第57話 焦燥 ~穂高 1~

 東区を出てからレイファーは妙にニヤニヤとしている。

 きっと、さっきの比佐子とのやり取りを思い出しているんだろう。

 あんなところを見られてしまって、穂高としては少しばかり複雑だ。


 途中、恐らく赤髪の女とはぐれたらしい庸儀の兵を見つけ、レイファーの部下たちが対応に向かった。

 勝手がわからないジャセンベルの兵たちを置いていくわけにもいかず、足止めをされて否応なしに苛立ちが募る。


「上田、あれはおまえの仲間じゃあないか?」


 中央へ向かうルートの真正面に、脇道から車が数台飛び出してきたのが見えた。

 近づいてくる先頭の車に、岱胡の部隊の福島がいる。


 穂高たちと同じで東区に向かっているのだろう。

 福島たちの車がスピードを落として止まった。

 穂高は車から飛び降りると、福島のところへ駆けた。


「福島!」


「上田隊長……! このジャセンベル軍は……」


「北浜にも来ただろう? 彼らは今は敵じゃあない」


「それは中村隊長に伺ってます。それより東区に火の手が上がったと……俺たちはこれから向かうことろですが、上田隊長は……」


「それも大丈夫だ。彼らのおかげで、庸儀の兵もすべて倒した」


「え……早っ!」


 驚いて率直な感想が口をついたようだ。

 穂高は思わず苦笑して答える。


「だよな。俺もそう思ったよ。消火は東区の人たちでなんとかなりそうだ。俺たちはこのまま中央へ向かう。おまえたちも一緒に来てくれ。中央へ着いてからの流れも知りたい」


「わかりました」


「上田!」


 レイファーに呼ばれ、今度はレイファーの車へ駆け戻った。

 目まぐるしく変わる状況に、半ば目眩を覚える。

 いつの間にか式神を飛ばしていたようで、誰かと話しをしている。

 西浜のジャセンベル兵と情報のやり取りでもしているんだろうか?


 そうだとしたら、今の西浜の状況がわかる。

 すれ違った赤髪の女はもう西浜に入っただろうか?


「どうしたんだ?」


「ピーターへ式神を飛ばした。中村が元蓮華の加賀野というやつのところへ行けと言っている。良く手順を確認して対応しろと」


「加賀野さんのところか……巧さんは今、どんな状況なんだろう? 中央へ向かっているんだろうか?」


「わかった。上田があんたの今の状況を知りたいそうだ」


 レイファーは巧へ返事を返してからそう聞いてくれた。

 巧がなにか言っているらしいのがわかる。


「そうか。こっちも庸儀の兵がまだ入り込んでいて対応しながらだ。とりあえず中央へ到着次第、再度ピーターへ連絡を入れよう」


 そう答えてこちらを振り返った。


「中村はヘイト軍を引き下がらせながら中央へ向かうようだ。到着には時間がかかると言っていた」


「そうか……」


「こっちもまだ敵兵に遭遇する可能性がある。放っておいてまた火を放たれても戻る時間が惜しいし面倒だ。倒しながら進むぞ」


 やっぱり思うようには進めないようだ。

 それでも、福島の部隊が合流したことで、時間をかけずに対応できるだろう。

 レイファーもきっと西浜のことが気になっているだろうはずなのに、億尾にもださない。
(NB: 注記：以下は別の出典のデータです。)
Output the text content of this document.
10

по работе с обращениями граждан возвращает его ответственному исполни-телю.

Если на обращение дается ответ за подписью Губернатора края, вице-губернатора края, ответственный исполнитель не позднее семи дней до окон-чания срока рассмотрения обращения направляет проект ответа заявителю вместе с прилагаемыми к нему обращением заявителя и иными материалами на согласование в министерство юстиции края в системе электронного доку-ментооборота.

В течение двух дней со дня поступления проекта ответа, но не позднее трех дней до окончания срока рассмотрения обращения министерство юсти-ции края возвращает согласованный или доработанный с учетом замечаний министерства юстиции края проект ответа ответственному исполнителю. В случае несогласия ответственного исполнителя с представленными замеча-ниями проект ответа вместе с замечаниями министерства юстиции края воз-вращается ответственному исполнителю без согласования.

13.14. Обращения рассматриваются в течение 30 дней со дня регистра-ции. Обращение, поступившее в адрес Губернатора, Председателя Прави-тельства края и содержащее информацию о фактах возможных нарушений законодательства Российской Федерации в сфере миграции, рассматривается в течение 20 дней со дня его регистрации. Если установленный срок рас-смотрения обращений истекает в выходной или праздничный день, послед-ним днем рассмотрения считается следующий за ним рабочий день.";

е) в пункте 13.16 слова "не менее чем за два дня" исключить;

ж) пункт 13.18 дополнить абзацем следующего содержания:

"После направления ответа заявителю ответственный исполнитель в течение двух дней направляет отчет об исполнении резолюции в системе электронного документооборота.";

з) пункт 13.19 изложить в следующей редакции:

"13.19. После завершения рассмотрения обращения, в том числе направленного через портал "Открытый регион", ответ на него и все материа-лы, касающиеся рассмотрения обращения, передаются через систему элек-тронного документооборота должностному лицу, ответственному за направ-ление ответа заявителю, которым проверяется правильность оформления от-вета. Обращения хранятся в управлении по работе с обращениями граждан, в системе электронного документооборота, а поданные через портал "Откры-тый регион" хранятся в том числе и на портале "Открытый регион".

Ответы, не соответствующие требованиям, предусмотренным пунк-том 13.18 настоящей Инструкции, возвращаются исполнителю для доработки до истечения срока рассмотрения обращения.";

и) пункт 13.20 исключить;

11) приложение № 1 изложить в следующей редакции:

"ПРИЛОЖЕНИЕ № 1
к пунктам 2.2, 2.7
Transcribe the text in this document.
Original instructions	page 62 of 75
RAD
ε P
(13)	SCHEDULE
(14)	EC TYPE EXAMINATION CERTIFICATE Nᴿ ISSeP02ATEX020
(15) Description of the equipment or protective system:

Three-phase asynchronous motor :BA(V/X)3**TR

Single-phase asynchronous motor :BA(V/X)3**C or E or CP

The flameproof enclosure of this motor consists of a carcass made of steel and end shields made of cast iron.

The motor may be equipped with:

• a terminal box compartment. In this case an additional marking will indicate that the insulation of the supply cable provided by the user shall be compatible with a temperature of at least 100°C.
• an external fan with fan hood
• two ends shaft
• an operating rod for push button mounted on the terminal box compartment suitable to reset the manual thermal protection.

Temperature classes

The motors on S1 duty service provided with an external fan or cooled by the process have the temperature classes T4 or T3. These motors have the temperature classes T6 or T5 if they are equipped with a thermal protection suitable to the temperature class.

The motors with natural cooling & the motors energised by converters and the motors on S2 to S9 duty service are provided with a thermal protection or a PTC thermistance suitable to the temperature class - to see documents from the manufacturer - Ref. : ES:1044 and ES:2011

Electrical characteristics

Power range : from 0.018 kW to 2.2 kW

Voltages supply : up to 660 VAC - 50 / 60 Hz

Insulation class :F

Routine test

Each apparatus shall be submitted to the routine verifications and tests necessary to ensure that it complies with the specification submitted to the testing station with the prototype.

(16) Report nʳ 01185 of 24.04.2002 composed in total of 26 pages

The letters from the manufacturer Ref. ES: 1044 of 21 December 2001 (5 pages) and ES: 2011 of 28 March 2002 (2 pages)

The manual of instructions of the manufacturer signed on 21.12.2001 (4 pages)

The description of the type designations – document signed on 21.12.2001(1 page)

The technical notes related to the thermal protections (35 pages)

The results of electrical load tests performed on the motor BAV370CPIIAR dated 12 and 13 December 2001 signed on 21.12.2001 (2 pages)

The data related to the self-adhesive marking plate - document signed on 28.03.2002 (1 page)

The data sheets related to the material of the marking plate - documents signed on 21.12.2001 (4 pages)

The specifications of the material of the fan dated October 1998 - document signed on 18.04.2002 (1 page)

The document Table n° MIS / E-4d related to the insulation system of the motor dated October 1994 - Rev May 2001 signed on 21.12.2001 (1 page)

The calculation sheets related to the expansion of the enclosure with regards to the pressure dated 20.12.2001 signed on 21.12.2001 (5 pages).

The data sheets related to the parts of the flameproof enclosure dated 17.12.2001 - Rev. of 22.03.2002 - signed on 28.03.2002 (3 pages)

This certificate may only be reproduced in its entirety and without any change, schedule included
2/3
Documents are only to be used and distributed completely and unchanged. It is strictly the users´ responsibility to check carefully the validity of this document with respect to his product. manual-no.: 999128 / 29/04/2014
 本当に、今は目の前のことだけを考えて対応しているんだろう。


(こいつが大陸を納めるのなら、これからのことは本当に心配する必要はなくなるのかも……)


 そのときには、穂高にもなにかしてやれることがあるかもしれない。

 ここで泉翔が落ちるようなことになれば、大陸もなし崩しで落ちるだろう。

 出し惜しみなどはできない。すべてに全力で向き合うと、改めて自分に誓った。